Historically, the workforce as always been pretty fluid – as employment requirements waned in one industry, they grew in another, and people eventually learned new skills and flowed across. Economists point to the historical changing nature of work as reason not to fear the robots coming for your job. But work is changing at a faster rate, and technological advances are affecting more people than ever before. So how do you protect yourself and train for jobs that might not exist yet?
1. Assess – and reassess – your skills and strengths
Many tools are available online to help you highlight your thinking skills and strengths while also highlighting areas for development. (Some are better than others, so start with this Forbes list of the most effective.) Work on building your strengths, and think about ways you can focus these strengths – either in your existing job or a new, emerging career. Also work on polishing the areas you are weaker in, especially if these are in the more humanistic 'soft skills' areas of creativity, innovation and collaboration as they won't be robotocised as quickly as left-brained skills.
These types of ‘thinking outside the box’ and working productively – with other humans and with computers are the type of areas that artificial intelligence and computers will find hard to replicate (on the near horizon) – and so having strengths in these areas will make you less of a target for technological unemployment.
*Jaguar Land Rover futurist-in-Residence Anders Sorman-Nilsson keynotes at the 'Technology with Heart' conference in London
2. Stay curious
No matter your age or career, you need to remain constantly curious about how you can apply your human thinking and creativity skills and strengths to the changing workforce. Along with canvassing and working to what you’re good, you need to be ready to augment this with new skills. Don’t make the mistake of over-investing in your education in the first 20 to 25 years of your life and instead commit to lifelong learning.
Try to develop continuous curiosity about the changes happening around you, and continuous learning on how to educate yourself as needed and grow to take advantage of these changes.
Become a learner of how to learn!
This is the best way to make sure you don’t get left behind as technology and artificial intelligence grow exponentially, bringing with them widespread change.

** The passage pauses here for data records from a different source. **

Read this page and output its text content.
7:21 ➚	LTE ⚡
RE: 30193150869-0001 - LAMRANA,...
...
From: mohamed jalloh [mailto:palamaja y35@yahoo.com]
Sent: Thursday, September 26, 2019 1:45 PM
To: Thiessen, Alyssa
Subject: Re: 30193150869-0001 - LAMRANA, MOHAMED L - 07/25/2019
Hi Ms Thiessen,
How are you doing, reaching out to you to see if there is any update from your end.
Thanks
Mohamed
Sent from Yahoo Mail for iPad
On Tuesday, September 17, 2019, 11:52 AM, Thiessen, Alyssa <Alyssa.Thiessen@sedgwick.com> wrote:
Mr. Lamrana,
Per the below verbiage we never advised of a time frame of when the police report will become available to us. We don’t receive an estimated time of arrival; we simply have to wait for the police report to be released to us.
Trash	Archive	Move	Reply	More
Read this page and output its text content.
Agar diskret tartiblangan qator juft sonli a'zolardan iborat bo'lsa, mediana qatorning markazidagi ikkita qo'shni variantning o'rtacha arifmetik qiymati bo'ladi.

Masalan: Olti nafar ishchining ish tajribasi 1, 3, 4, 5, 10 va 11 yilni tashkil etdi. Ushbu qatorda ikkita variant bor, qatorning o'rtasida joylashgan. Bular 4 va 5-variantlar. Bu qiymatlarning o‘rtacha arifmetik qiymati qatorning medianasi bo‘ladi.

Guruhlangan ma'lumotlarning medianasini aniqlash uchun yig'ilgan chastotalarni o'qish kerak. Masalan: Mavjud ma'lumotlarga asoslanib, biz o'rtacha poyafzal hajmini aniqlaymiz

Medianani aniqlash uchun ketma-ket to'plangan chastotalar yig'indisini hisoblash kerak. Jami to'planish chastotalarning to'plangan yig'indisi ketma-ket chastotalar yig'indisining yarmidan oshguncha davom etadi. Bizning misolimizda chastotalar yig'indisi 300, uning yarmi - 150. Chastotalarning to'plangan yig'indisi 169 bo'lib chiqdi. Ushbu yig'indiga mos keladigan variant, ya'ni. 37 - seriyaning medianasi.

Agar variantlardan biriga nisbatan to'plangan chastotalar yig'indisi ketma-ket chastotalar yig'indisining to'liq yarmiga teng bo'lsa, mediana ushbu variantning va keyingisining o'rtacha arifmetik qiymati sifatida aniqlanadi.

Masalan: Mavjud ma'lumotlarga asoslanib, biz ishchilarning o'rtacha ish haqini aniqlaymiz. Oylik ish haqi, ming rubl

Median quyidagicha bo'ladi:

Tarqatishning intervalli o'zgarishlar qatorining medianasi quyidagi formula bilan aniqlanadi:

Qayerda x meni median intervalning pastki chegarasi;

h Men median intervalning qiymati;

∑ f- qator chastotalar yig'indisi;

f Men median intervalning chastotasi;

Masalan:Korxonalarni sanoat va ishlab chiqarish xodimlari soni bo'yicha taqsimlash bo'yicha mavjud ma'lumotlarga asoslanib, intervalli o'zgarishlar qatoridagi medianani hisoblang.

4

I recently chatted with Adam Straney on Talking Lifestyle Radio about these ideas and how we might equip our children for jobs that don’t yet exist. The topic is relevant for anyone, no matter their age, and you can listen to the full interview here.

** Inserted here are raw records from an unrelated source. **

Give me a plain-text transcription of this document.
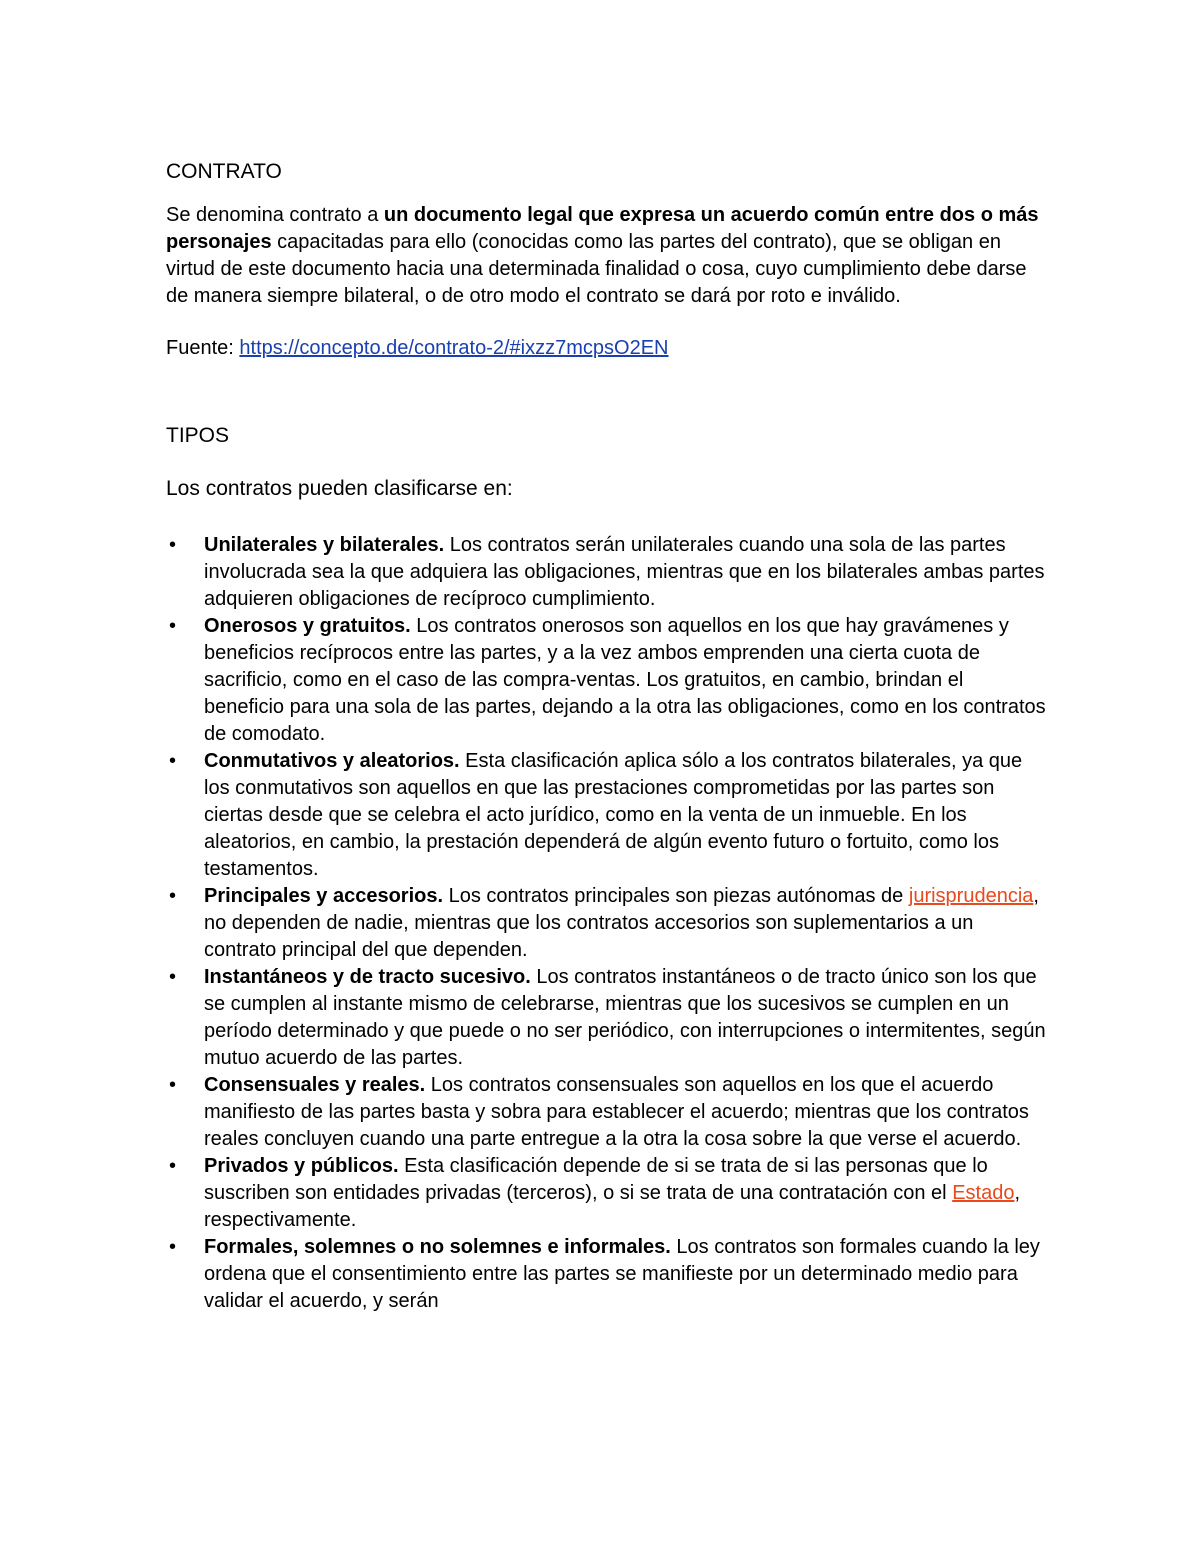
CONTRATO

Se denomina contrato a un documento legal que expresa un acuerdo común entre dos o más personajes capacitadas para ello (conocidas como las partes del contrato), que se obligan en virtud de este documento hacia una determinada finalidad o cosa, cuyo cumplimiento debe darse de manera siempre bilateral, o de otro modo el contrato se dará por roto e inválido.

Fuente: https://concepto.de/contrato-2/#ixzz7mcpsO2EN

TIPOS

Los contratos pueden clasificarse en:

• Unilaterales y bilaterales. Los contratos serán unilaterales cuando una sola de las partes involucrada sea la que adquiera las obligaciones, mientras que en los bilaterales ambas partes adquieren obligaciones de recíproco cumplimiento.
• Onerosos y gratuitos. Los contratos onerosos son aquellos en los que hay gravámenes y beneficios recíprocos entre las partes, y a la vez ambos emprenden una cierta cuota de sacrificio, como en el caso de las compra-ventas. Los gratuitos, en cambio, brindan el beneficio para una sola de las partes, dejando a la otra las obligaciones, como en los contratos de comodato.
• Conmutativos y aleatorios. Esta clasificación aplica sólo a los contratos bilaterales, ya que los conmutativos son aquellos en que las prestaciones comprometidas por las partes son ciertas desde que se celebra el acto jurídico, como en la venta de un inmueble. En los aleatorios, en cambio, la prestación dependerá de algún evento futuro o fortuito, como los testamentos.
• Principales y accesorios. Los contratos principales son piezas autónomas de jurisprudencia, no dependen de nadie, mientras que los contratos accesorios son suplementarios a un contrato principal del que dependen.
• Instantáneos y de tracto sucesivo. Los contratos instantáneos o de tracto único son los que se cumplen al instante mismo de celebrarse, mientras que los sucesivos se cumplen en un período determinado y que puede o no ser periódico, con interrupciones o intermitentes, según mutuo acuerdo de las partes.
• Consensuales y reales. Los contratos consensuales son aquellos en los que el acuerdo manifiesto de las partes basta y sobra para establecer el acuerdo; mientras que los contratos reales concluyen cuando una parte entregue a la otra la cosa sobre la que verse el acuerdo.
• Privados y públicos. Esta clasificación depende de si se trata de si las personas que lo suscriben son entidades privadas (terceros), o si se trata de una contratación con el Estado, respectivamente.
• Formales, solemnes o no solemnes e informales. Los contratos son formales cuando la ley ordena que el consentimiento entre las partes se manifieste por un determinado medio para validar el acuerdo, y serán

Start thinking about future possibilities
I often say everyone should try to be a futurist (there’s room enough for many more). Put your science (or even science fiction) hat on and try to imagine possible scenarios for the next few decades. Then consider how likely these are to occur and how you can best prepare for the most likely (and maybe even improbable yet disruptive worst case) scenarios. So, what are some likely jobs of the future? To start your thinking, consider these options:
- Drone traffic managers: Drones are set to take over the air space (up to around 150 metres, at least) and are set to become a billion dollar industry over the next decade. They’ll perform everything from deliveries to beaming internet access to remote corners of the earth. Not only will careers emerge in the development, flying, monitoring and management of all this drone traffic, but defence forces across the globe will also be hiring drone pilots. Who will be the best person at flying a drone? Probably someone who grew up playing virtual computer games and is skilled with controls – so starting working on your gaming now (if you’re not already).
- Coding ethicists: As I’ve talked about previously, the coding for self-driving cars will need to be so much more than just getting from point A to point B – when that journey involves other cars. (And particularly cars driven by humans, prone to human /inhumane error.) So, the cars will also need ethical coding – to be applied when facing an imminent accident, for example. This means coding is not just going to be about the ones and zeros but coding for ethical decision making.
- Experience creators: As the world becomes increasingly digitised, we’ll see an emergence of the Transformation Economy, where we look for experiences and self-development to transform ourselves. Companies such as Nike and Crossfit, as well as specialists such as psychologists, are now tapping into the fact we want to transform or better ourselves. Nike used to just sell shoes, but through Nike Plus and Running Club they are enabling us to monitor our performance to become better human beings.